Where there are not many trained teachers available:

· Work with trained teachers to encourage them to view paraprofessionals as colleagues who have needed skills and who can be helpful.

· Use local and international specialists, including local teachers to develop a teacher training programme and materials package for use with paraprofessionals.

· It may be useful to divide the paraprofessionals into different groups according to levels of expertise. For example, secondary school graduates may be better able to work with the content of curriculum designed for older children than those who only have a few years of primary education. Those who are not literate may still have a lot to offer in terms of facilities maintenance and management, enrolment records (through simple community mapping techniques such as those developed in Uganda), or as teachers’ aides, especially if there are likely to be large classes or classes with children of differing age and ability.

· Try to determine if there are some trained teachers who can be immediately used to work with para-professionals, even training them on a daily basis in preparation for the next day’s classes.

· Identify simple mechanisms for a few individuals to serve as ‘pedagogical supports’ to paraprofessionals. These people would observe classes, provide guidance to paraprofessionals, and assist with quality assurance.

For all teachers and paraprofessionals:

· Provide short-term introduction to the goals and objectives of the education programme.

· Design an in-service training programme to support teachers in their work. It will probably be most expedient to develop a simple but regular set of meetings so that teachers can support each other in what will be difficult teaching conditions. Within the training, address such issues as conflict resolution, alternative classroom organization strategies (such as children working in groups, sitting in a circle rather than in rows, peer support activities, etc.), and problem-solving approaches.

· If children and teachers have been subjected to conflict or other trauma, provide short-term training related to this. It is important to acknowledge that teachers will have to recognize and address their own trauma and stresses before they are able to be supportive of children. The Child Protection Section should be helpful in this regard.

· If the emergency appears to be protracted, work with the teachers, particularly the paraprofessionals, and the education authorities to design a longer-term training programme that can have certification attached to it.

· Include training on classroom management and on gender issues in the learning environment.

· Soon after classes are up and running, begin to involve all participants in assessing how things are going and how they might be adapted to improve the situation for the children, teachers and communities. This assessment process is very important for both the quality of education and for building community cohesion around the education process.

· Develop simple mechanisms for collecting and updating data on children, in and out of school, teachers, and other resources that can contribute to the re-establishment and further development of primary education.

Work with all those providing primary education to:

· Determine how to build team approaches to primary education.

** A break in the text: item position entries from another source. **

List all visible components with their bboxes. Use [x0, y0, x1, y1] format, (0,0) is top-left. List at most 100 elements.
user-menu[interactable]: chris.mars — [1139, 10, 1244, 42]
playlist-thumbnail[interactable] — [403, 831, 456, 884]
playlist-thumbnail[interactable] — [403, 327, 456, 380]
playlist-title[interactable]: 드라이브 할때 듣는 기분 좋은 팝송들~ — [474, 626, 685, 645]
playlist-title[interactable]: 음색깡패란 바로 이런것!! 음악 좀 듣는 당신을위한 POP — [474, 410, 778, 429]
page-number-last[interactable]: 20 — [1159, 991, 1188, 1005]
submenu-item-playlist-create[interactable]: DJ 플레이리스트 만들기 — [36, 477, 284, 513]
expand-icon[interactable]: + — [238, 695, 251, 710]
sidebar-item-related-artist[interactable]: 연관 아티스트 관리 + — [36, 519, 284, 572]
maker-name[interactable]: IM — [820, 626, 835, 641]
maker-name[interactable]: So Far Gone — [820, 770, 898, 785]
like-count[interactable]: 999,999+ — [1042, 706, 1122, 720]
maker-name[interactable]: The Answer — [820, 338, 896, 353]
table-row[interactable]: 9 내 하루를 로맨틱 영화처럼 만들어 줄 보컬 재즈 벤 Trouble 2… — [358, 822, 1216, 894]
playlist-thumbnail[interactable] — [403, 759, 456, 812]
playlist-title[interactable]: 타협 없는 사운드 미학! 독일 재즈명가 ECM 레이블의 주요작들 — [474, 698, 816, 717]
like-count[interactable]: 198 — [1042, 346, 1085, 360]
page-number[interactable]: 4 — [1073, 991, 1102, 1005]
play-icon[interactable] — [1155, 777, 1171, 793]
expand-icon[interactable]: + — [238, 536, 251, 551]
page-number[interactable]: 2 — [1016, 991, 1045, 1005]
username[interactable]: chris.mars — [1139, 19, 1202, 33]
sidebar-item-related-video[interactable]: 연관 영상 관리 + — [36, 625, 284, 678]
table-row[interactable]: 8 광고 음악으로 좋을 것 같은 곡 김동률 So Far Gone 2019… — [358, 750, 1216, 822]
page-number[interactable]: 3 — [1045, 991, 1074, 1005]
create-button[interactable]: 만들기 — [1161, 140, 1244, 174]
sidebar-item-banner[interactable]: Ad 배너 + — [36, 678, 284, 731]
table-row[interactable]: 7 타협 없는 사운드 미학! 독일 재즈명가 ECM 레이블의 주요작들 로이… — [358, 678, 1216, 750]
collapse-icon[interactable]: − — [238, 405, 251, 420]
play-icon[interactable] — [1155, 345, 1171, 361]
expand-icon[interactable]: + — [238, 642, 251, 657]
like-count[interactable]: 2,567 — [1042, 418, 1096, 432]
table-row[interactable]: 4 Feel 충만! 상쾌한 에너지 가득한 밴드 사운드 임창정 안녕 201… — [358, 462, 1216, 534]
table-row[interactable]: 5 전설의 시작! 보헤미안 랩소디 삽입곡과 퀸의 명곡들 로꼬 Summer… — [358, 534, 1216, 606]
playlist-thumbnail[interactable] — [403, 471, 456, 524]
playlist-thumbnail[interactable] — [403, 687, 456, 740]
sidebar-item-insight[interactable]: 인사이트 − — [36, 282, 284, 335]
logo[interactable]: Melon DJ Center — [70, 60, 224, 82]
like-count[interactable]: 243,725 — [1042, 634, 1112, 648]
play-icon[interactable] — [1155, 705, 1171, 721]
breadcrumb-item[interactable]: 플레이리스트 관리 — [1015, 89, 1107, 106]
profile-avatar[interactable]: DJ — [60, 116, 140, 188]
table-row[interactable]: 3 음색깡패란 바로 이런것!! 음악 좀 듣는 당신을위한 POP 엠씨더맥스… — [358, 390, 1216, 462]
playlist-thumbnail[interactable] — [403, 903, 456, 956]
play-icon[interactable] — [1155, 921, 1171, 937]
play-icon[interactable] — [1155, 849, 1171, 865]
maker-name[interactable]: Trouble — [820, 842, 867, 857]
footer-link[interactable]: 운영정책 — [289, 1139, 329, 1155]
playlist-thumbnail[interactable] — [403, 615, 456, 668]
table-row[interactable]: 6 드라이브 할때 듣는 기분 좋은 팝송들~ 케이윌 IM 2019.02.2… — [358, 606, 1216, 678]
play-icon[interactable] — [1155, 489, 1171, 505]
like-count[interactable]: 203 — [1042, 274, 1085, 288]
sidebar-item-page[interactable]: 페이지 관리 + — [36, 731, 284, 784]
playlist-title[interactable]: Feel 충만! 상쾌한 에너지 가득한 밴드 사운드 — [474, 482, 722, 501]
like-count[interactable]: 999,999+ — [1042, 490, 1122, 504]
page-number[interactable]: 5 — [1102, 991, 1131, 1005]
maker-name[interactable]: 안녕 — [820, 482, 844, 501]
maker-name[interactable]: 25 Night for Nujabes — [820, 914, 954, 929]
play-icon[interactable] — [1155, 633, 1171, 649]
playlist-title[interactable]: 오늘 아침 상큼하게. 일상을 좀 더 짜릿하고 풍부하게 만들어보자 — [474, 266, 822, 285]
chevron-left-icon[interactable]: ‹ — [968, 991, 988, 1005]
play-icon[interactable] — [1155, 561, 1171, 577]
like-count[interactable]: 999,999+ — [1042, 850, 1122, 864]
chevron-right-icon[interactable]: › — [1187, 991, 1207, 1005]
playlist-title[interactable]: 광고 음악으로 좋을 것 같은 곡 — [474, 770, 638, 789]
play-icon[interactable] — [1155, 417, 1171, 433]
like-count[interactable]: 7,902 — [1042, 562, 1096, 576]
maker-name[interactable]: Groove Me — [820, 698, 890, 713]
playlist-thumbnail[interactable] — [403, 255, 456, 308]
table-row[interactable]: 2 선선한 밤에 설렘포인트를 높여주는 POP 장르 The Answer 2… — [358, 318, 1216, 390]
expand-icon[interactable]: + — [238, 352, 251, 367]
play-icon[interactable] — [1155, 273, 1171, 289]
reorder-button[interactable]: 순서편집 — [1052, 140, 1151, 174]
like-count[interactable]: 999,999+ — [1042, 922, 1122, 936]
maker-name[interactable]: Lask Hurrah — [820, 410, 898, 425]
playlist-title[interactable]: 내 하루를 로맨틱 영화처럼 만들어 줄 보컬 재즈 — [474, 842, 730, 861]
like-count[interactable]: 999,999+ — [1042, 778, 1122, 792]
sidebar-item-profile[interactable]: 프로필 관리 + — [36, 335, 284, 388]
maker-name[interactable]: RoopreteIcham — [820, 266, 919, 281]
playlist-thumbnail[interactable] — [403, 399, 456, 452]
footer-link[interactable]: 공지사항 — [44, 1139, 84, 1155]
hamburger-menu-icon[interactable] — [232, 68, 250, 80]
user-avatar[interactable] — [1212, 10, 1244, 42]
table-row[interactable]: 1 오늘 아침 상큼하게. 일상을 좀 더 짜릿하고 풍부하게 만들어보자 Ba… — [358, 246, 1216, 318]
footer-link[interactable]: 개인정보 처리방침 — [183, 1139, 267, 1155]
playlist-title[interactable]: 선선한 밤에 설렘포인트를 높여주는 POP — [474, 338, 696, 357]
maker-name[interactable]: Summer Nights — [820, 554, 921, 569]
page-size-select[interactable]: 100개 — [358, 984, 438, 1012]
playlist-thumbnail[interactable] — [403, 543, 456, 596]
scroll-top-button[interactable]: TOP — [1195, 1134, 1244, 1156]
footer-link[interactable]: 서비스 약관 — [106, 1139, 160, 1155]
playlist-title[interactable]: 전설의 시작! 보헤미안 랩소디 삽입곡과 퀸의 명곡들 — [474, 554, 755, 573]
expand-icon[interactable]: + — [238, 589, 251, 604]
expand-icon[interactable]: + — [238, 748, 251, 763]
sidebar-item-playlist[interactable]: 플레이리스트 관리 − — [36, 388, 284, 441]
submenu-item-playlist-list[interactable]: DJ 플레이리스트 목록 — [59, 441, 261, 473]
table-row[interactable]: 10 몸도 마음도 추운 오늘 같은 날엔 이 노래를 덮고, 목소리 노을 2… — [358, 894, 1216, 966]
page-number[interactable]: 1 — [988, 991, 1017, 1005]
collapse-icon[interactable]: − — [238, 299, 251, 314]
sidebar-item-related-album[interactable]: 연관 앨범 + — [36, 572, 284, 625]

This might involve short workshops on ‘things that have worked’ or ‘clustering’ para-professionalled classes around those led by ‘master’ teachers.

· Identify incentives and motivation for improved performance. Often motivation has more to do with the ability to make decisions in and around the classroom than with an increase in salary.

· Develop trust among all those engaged in primary education. This includes recognition of the difficult circumstances under which they are working and increasingly trusting the judgement of head teachers and teachers.

· Establish early agreements with all other partners working with teachers and paraprofessionals on qualifications, incentives, gender parity, selection criteria, etc.